The listed page talks about AES-128-CBC encryption with Encrypt-then-MAC Mac with HMAC.
The user's obligation is to provide the message, 256-bit uniform random key, and a time stamp.
The Fernet splits the 256 bits of the key into two equal-sized parts. First, part is used in the encryption of the message with AES-128-CBC, then the authentication tag $t$
$$ t = \operatorname{HMAC-SHA-256}( Version ‖ Timestamp ‖ IV ‖ Ciphertext)$$ is calculated with the other part of the key.
what can go wrong if I reuse a key with Fernet?
Encryption of too much message with the same key can cause IV collision under the same key.
This can leak that the beginning of the messages is the same.
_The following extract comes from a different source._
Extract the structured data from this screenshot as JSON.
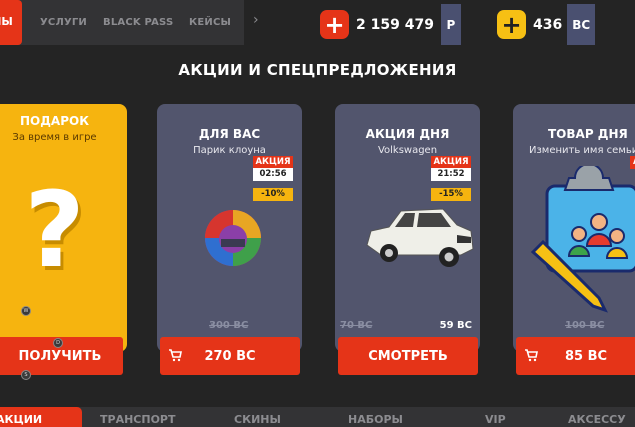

If you edit your file and don't encrypt it with a different IV then it will leak the same prefix of the files.
Well, one needs to encrypt $2^{64}$ messages to have IV collision under the same key. The 50% is too high for the advantage of the attacker one should consider lower probabilities.
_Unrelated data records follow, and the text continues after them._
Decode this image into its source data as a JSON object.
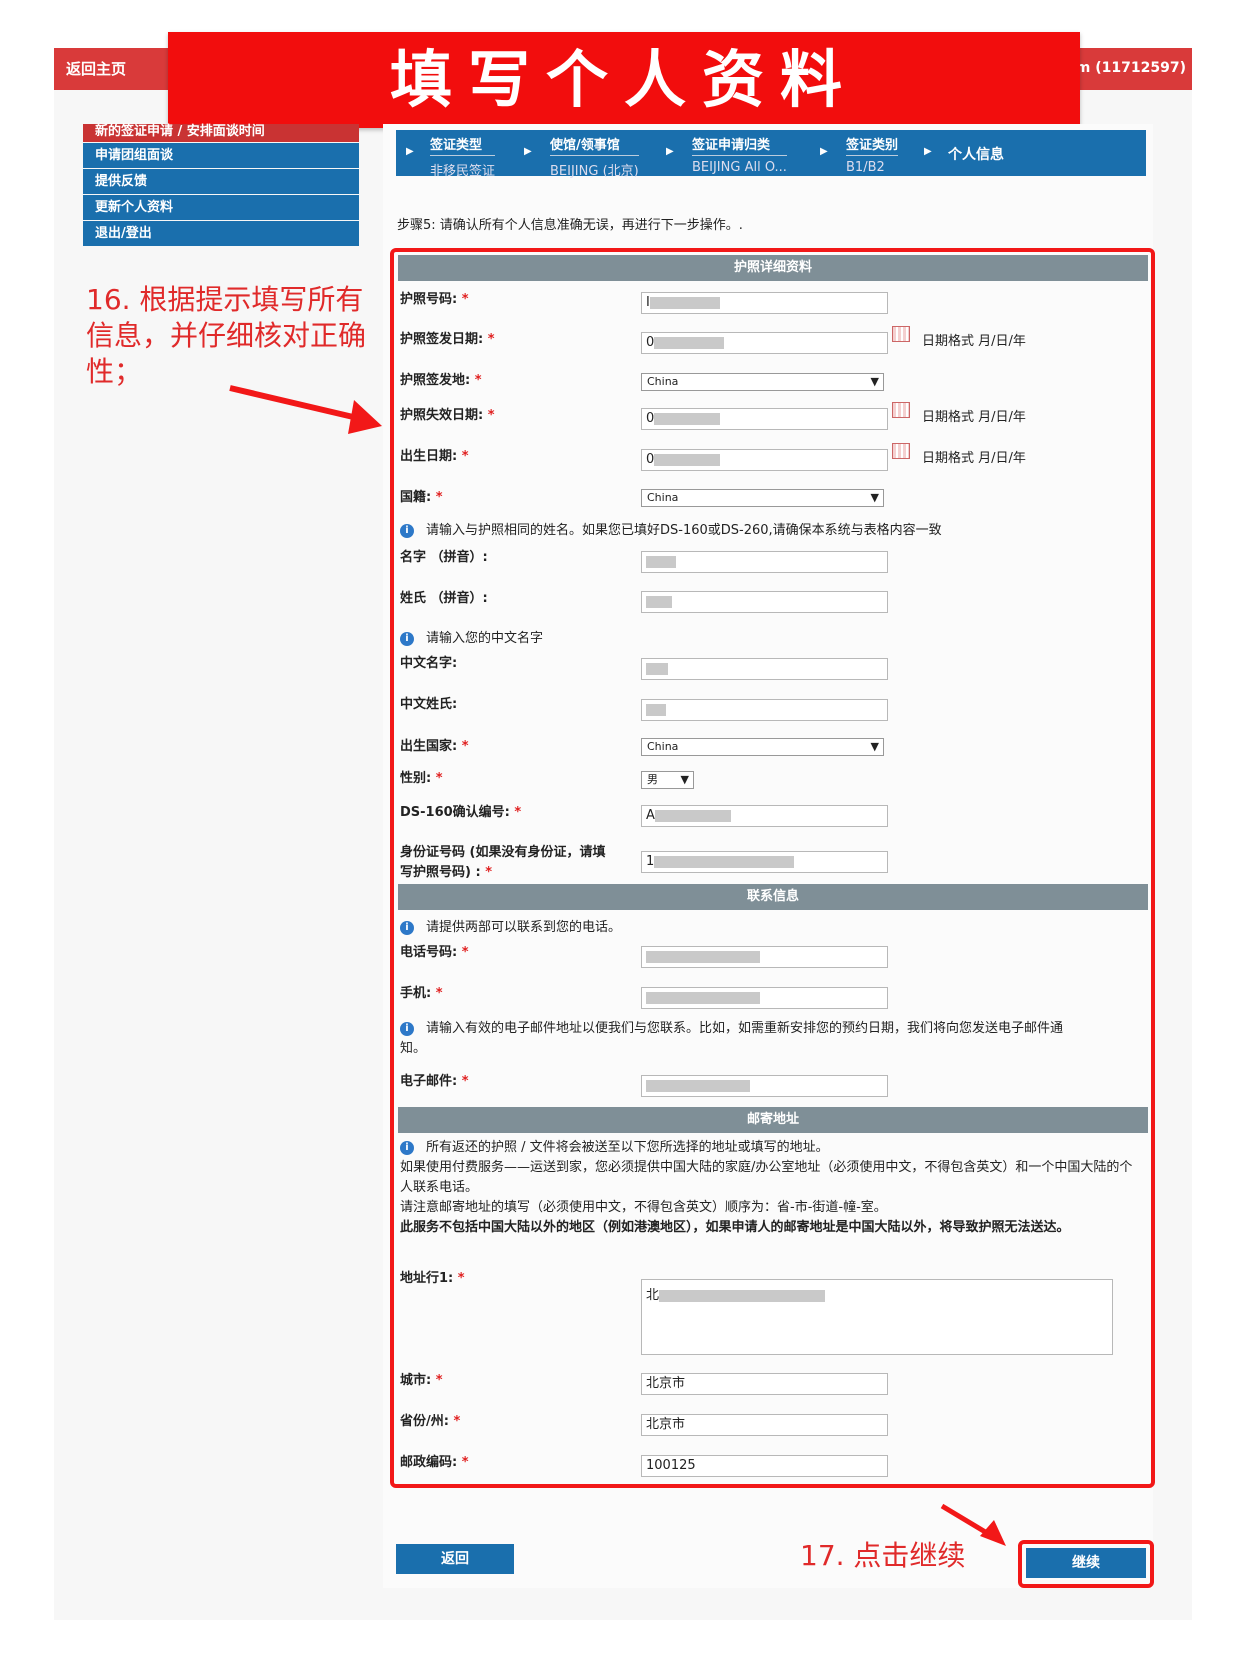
{
  "header": {
    "home": "返回主页",
    "user": "om (11712597)"
  },
  "banner": "填写个人资料",
  "leftnav": [
    "新的签证申请 / 安排面谈时间",
    "申请团组面谈",
    "提供反馈",
    "更新个人资料",
    "退出/登出"
  ],
  "annotations": {
    "a16": "16. 根据提示填写所有信息，并仔细核对正确性；",
    "a17": "17. 点击继续"
  },
  "breadcrumb": [
    {
      "title": "签证类型",
      "value": "非移民签证"
    },
    {
      "title": "使馆/领事馆",
      "value": "BEIJING (北京)"
    },
    {
      "title": "签证申请归类",
      "value": "BEIJING All O..."
    },
    {
      "title": "签证类别",
      "value": "B1/B2"
    },
    {
      "title": "个人信息",
      "value": ""
    }
  ],
  "step": "步骤5: 请确认所有个人信息准确无误，再进行下一步操作。.",
  "passport": {
    "section": "护照详细资料",
    "number_label": "护照号码:",
    "number_value": "I",
    "issue_date_label": "护照签发日期:",
    "issue_date_value": "0",
    "issue_place_label": "护照签发地:",
    "issue_place_value": "China",
    "expiry_label": "护照失效日期:",
    "expiry_value": "0",
    "birth_label": "出生日期:",
    "birth_value": "0",
    "nationality_label": "国籍:",
    "nationality_value": "China",
    "date_format": "日期格式 月/日/年",
    "name_info": "请输入与护照相同的姓名。如果您已填好DS-160或DS-260,请确保本系统与表格内容一致",
    "given_name_label": "名字 （拼音）:",
    "surname_label": "姓氏 （拼音）:",
    "cn_info": "请输入您的中文名字",
    "cn_given_label": "中文名字:",
    "cn_surname_label": "中文姓氏:",
    "birth_country_label": "出生国家:",
    "birth_country_value": "China",
    "gender_label": "性别:",
    "gender_value": "男",
    "ds160_label": "DS-160确认编号:",
    "ds160_value": "A",
    "id_label_1": "身份证号码 (如果没有身份证，请填",
    "id_label_2": "写护照号码) :",
    "id_value": "1"
  },
  "contact": {
    "section": "联系信息",
    "phone_info": "请提供两部可以联系到您的电话。",
    "phone_label": "电话号码:",
    "mobile_label": "手机:",
    "email_info_1": "请输入有效的电子邮件地址以便我们与您联系。比如，如需重新安排您的预约日期，我们将向您发送电子邮件通",
    "email_info_2": "知。",
    "email_label": "电子邮件:"
  },
  "mailing": {
    "section": "邮寄地址",
    "p1": "所有返还的护照 / 文件将会被送至以下您所选择的地址或填写的地址。",
    "p2": "如果使用付费服务——运送到家，您必须提供中国大陆的家庭/办公室地址（必须使用中文，不得包含英文）和一个中国大陆的个人联系电话。",
    "p3": "请注意邮寄地址的填写（必须使用中文，不得包含英文）顺序为：省-市-街道-幢-室。",
    "p4": "此服务不包括中国大陆以外的地区（例如港澳地区），如果申请人的邮寄地址是中国大陆以外，将导致护照无法送达。",
    "addr_label": "地址行1:",
    "addr_value": "北",
    "city_label": "城市:",
    "city_value": "北京市",
    "province_label": "省份/州:",
    "province_value": "北京市",
    "zip_label": "邮政编码:",
    "zip_value": "100125"
  },
  "buttons": {
    "back": "返回",
    "continue": "继续"
  }
}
Encryption of too much data block
Can cause ciphertext collision that uses Sweet32 attack. X-or of the mesage block can be obaineds if $c_i = c_j$ with $i \neq j$ $$m_i \oplus m_j = c_{1-1} \oplus c_{j-1}.$$
Again, the 50% is too high for the advantage of the attacker one should consider lower probabilities.
These two problems really depend on how many files you have and how much size they have.
Not totally safe, using different keys and IVs per file is better. Actually, Fernet's API enables this.
My alternative approach, if key reuse is unsafe, would be to encrypt the files as follows:
- Choose a random salt
- Use a KDF to calculate the individual key from shared key and salt
- Encrypt the file with the individual key, and append the salt
But this seems wrong (salt is only for use with passwords, not with random data...) and more importantly requires me to use low-level cryptography primitives which are explicitly not idiot-proof.
This is what we do; have different keys and IV per file. You can use HKDF even only the expand part to derive key and IVs.
To be honest, I always ask why does someone needs complicated stuff while encrypted containers of the VeraCrypt handle this better than even experts. One doesn't need to consider encryption at all. Just learn to have a good password like dicewire typed and you are done.